Roberts looked over at Miriam and then at Betty as he rose and tiptoed to the door. “She will be all right, now,” he said. “If you have an opportunity, come in again during the night.” He paused and, to Miriam’s surprise, held out his hand. “Thank you. Good night.”
Miriam delayed only a few seconds to adjust the light so that it would not shine directly in Betty’s eyes and awaken her, and then she left the room. She had almost reached her old seat in the alcove, and was debating in her mind whether or not to go at once into Mrs. Nash’s room, when her patient’s door swung open and Doctor Nash appeared in the hall. He looked relieved to find her there.
“I waited until my wife dropped asleep,” he said. “You can go in now, but pray don’t disturb her.”
Miriam bit her lip to keep back a heated rejoinder. Instructions in nursing from members of the patient’s family, irrespective as to who they were, were generally infuriating, but, from Alexander Nash, doubly so. He evidently expected no answer, for turning abruptly, he sought his bedroom.
Nash had not only lowered the lamp before leaving his wife, but had placed a screen about it—however Miriam’s familiarity with the room enabled her to move about without colliding with the furniture. The cot did not appeal to her—she felt, as she had once expressed it to a fellow student at the hospital when in training, too “twitchy” to lie down. Going over to the chair which Nash had occupied, she sat down in it. It was not the one which customarily stood near the bed, but another chair, bigger and much lower, and Miriam experienced a sense of sudden shock as she dropped down further than she had expected.
It was a chair built for a large man and Miriam felt lost in its depths and squirmed back, hoping to find an easier position, but that made her stretch her legs before her at an uncomfortable angle. Too tired to get up, she put her hand behind her and pulled up the seat cushion. As she did so, she touched a paper—evidently a letter, she judged, as she ran her fingers over what was unmistakably an envelope with stamps upon it. Half rising she turned around and bending down saw that a letter was wedged between the high, tufted cushion and the upholstered back of the chair. In idle curiosity, Miriam took it up, replaced the cushion, and carried the letter over to the lamp. The orange Canadian stamps caught her attention instantly. She turned it over. The black seal was unbroken, the flap uncut—the letter evidently never had been opened.

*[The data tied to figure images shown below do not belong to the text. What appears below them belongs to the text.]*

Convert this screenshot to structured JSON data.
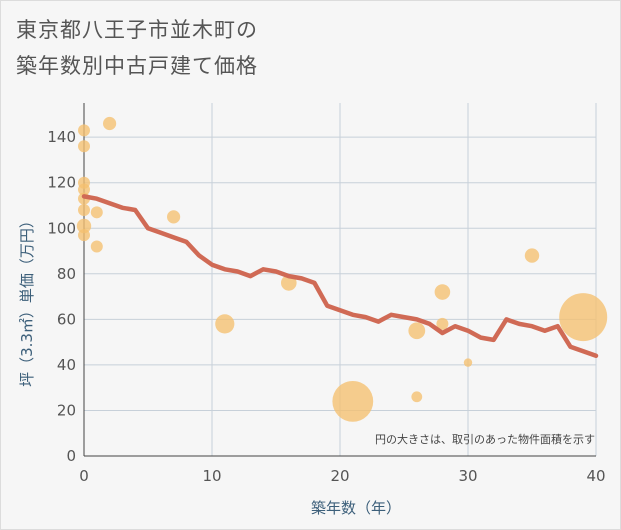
{
  "title_line1": "東京都八王子市並木町の",
  "title_line2": "築年数別中古戸建て価格",
  "chart_data": {
    "type": "scatter",
    "title": "東京都八王子市並木町の 築年数別中古戸建て価格",
    "xlabel": "築年数（年）",
    "ylabel": "坪（3.3㎡）単価（万円）",
    "xlim": [
      0,
      40
    ],
    "ylim": [
      0,
      155
    ],
    "xticks": [
      "0",
      "10",
      "20",
      "30",
      "40"
    ],
    "yticks": [
      "0",
      "20",
      "40",
      "60",
      "80",
      "100",
      "120",
      "140"
    ],
    "grid": true,
    "note": "円の大きさは、取引のあった物件面積を示す",
    "colors": {
      "points": "#f5c06f",
      "line": "#d06a55"
    },
    "points": [
      {
        "x": 0,
        "y": 143,
        "r": 1
      },
      {
        "x": 0,
        "y": 136,
        "r": 1
      },
      {
        "x": 0,
        "y": 120,
        "r": 1
      },
      {
        "x": 0,
        "y": 117,
        "r": 1
      },
      {
        "x": 0,
        "y": 113,
        "r": 1
      },
      {
        "x": 0,
        "y": 108,
        "r": 1
      },
      {
        "x": 0,
        "y": 101,
        "r": 1.2
      },
      {
        "x": 0,
        "y": 97,
        "r": 1
      },
      {
        "x": 1,
        "y": 107,
        "r": 1
      },
      {
        "x": 1,
        "y": 92,
        "r": 1
      },
      {
        "x": 2,
        "y": 146,
        "r": 1.1
      },
      {
        "x": 7,
        "y": 105,
        "r": 1.1
      },
      {
        "x": 11,
        "y": 58,
        "r": 1.6
      },
      {
        "x": 16,
        "y": 76,
        "r": 1.3
      },
      {
        "x": 21,
        "y": 24,
        "r": 3.4
      },
      {
        "x": 26,
        "y": 55,
        "r": 1.4
      },
      {
        "x": 26,
        "y": 26,
        "r": 0.9
      },
      {
        "x": 28,
        "y": 72,
        "r": 1.3
      },
      {
        "x": 28,
        "y": 58,
        "r": 1
      },
      {
        "x": 30,
        "y": 41,
        "r": 0.7
      },
      {
        "x": 35,
        "y": 88,
        "r": 1.2
      },
      {
        "x": 39,
        "y": 61,
        "r": 4.0
      }
    ],
    "line": [
      {
        "x": 0,
        "y": 114
      },
      {
        "x": 1,
        "y": 113
      },
      {
        "x": 2,
        "y": 111
      },
      {
        "x": 3,
        "y": 109
      },
      {
        "x": 4,
        "y": 108
      },
      {
        "x": 5,
        "y": 100
      },
      {
        "x": 6,
        "y": 98
      },
      {
        "x": 7,
        "y": 96
      },
      {
        "x": 8,
        "y": 94
      },
      {
        "x": 9,
        "y": 88
      },
      {
        "x": 10,
        "y": 84
      },
      {
        "x": 11,
        "y": 82
      },
      {
        "x": 12,
        "y": 81
      },
      {
        "x": 13,
        "y": 79
      },
      {
        "x": 14,
        "y": 82
      },
      {
        "x": 15,
        "y": 81
      },
      {
        "x": 16,
        "y": 79
      },
      {
        "x": 17,
        "y": 78
      },
      {
        "x": 18,
        "y": 76
      },
      {
        "x": 19,
        "y": 66
      },
      {
        "x": 20,
        "y": 64
      },
      {
        "x": 21,
        "y": 62
      },
      {
        "x": 22,
        "y": 61
      },
      {
        "x": 23,
        "y": 59
      },
      {
        "x": 24,
        "y": 62
      },
      {
        "x": 25,
        "y": 61
      },
      {
        "x": 26,
        "y": 60
      },
      {
        "x": 27,
        "y": 58
      },
      {
        "x": 28,
        "y": 54
      },
      {
        "x": 29,
        "y": 57
      },
      {
        "x": 30,
        "y": 55
      },
      {
        "x": 31,
        "y": 52
      },
      {
        "x": 32,
        "y": 51
      },
      {
        "x": 33,
        "y": 60
      },
      {
        "x": 34,
        "y": 58
      },
      {
        "x": 35,
        "y": 57
      },
      {
        "x": 36,
        "y": 55
      },
      {
        "x": 37,
        "y": 57
      },
      {
        "x": 38,
        "y": 48
      },
      {
        "x": 39,
        "y": 46
      },
      {
        "x": 40,
        "y": 44
      }
    ]
  }
}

Miriam drew a long, long breath. Turning, she gazed at the chair. Its unwieldy size had induced her to push it behind the bedroom door the first night of Mrs. Nash’s illness, to get it out of the way. Evidently Doctor Nash had preferred it to the one in which she generally sat, and had moved it up to the bed. Had he accidentally dropped the letter in the chair and not perceived it when leaving the darkened room? Miriam consulted the postmark and then the address. It bore Paul Abbott’s name and was dated January 23, 1923.
Miriam stood in deep thought holding the unopened letter, then she slipped it inside her uniform, made sure that it was safe, and, crossing the room, seated herself once more by Mrs. Nash, her mind in a turmoil.
It was close upon three o’clock in the morning when Mrs. Nash awoke and called Miriam by name.
“I am so thirsty,” she complained, as the girl bent over her. “Couldn’t I have some orange juice?”